Les actualités
Manifestation internationale lundi 17 juin 2019 - Genève
- Le 24/05/2019
- Dans FLASH ACTUCGT
2019.05.22-ud-cgt-07-17.06.2019-tract.pdf
Le Comité Régional CGT AURA (Auvergne Rhône-Alpes), en lien avec l'Espace Confédéral International CGT, a décidé d’organiser une manifestation le Lundi 17 Juin 2019 à Genève à l’occasion du centenaire de l’Organisation Internationale du Travail (OIT).
En effet, la photographie du climat social mondial se noircit d'année en année.
Depuis 2012, L'OIT est la cible des représentants des organisations patronales qui souhaitent remettre en cause son fonctionnement, ses orientations et les textes dont elle est garante.
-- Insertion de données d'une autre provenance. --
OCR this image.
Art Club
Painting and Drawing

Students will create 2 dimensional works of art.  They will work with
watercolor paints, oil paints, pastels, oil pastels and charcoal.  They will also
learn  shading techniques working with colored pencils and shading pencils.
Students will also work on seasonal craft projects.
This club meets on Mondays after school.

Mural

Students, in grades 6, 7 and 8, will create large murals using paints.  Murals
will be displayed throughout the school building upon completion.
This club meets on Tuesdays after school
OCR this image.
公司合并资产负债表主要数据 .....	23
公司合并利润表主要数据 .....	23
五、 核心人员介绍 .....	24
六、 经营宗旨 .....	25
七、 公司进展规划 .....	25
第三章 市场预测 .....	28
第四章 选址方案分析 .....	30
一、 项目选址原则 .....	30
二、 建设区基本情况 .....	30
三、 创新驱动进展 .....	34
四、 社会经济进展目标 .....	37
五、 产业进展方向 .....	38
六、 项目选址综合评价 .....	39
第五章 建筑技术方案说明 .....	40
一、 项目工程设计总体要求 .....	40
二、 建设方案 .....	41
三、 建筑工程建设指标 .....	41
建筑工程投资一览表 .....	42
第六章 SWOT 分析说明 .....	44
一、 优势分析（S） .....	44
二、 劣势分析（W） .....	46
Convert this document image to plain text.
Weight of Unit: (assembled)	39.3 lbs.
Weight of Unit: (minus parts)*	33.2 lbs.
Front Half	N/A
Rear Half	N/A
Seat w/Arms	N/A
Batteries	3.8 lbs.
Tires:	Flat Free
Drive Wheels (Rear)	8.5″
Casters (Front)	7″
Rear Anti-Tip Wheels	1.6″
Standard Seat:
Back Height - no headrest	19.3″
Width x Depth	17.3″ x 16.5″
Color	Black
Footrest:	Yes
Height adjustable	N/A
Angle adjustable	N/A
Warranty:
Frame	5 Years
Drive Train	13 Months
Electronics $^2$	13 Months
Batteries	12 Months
C'est une nouvelle fois une remise en cause des libertés fondamentales avec notamment une volonté de s'attaquer au droit de grève dans son caractère universel.
Dans ce contexte, la CGT exige l'application stricte par les états et les politiques des normes décidées et fixées par l'OIT qui peuvent répondre à l'urgence sociale.
Vous trouverez en pièces jointe les revendications CGT à diffuser largement dans nos bases syndicales.
L'UD CGT de l'Ardèche demande à tous les Syndicats du Département et à toutes les Unions Locales de relayer ce mail à tous leurs syndiqués et de nous faire remonter tous les Camarades intéressés.
A ce titre, afin d’organiser au mieux le déplacement et la mobilisation à Genève, nous vous demandons de nous envoyer à ud07@cgtardeche.org :
-les noms,
-les prénoms,
-les coordonnées téléphoniques (N° de Portable),
-et les mails respectifs des Camarades intéressés pour participer à cette action.
Nous attendons les inscriptions des Camarades pour savoir si nous faisons un car.
Cette action nous permettra de nous retrouver nombreux à Genève le 17 juin aux côtés de syndicalistes du monde entier pour manifester et pour revendiquer haut et fort le droit de grève, de manifester, de se syndiquer au moment même où est célébré le centenaire de l’Organisation Internationale du Travail.
Comptant sur votre implication et sur votre participation pour faire de cette mobilisation un réel succès médiatique pour la CGT.
Nous en profitons pour vous donner quelques modalités pratiques :
Le départ de la manifestation aura lieu Parc MONTREPOS à Genève à 12H00.
Les cars devront donc déposer les manifestants ente 10H30 et 11H00.
L’arrivée de la manifestation se fera PLACE DES NATIONS sur laquelle se feront les différentes interventions.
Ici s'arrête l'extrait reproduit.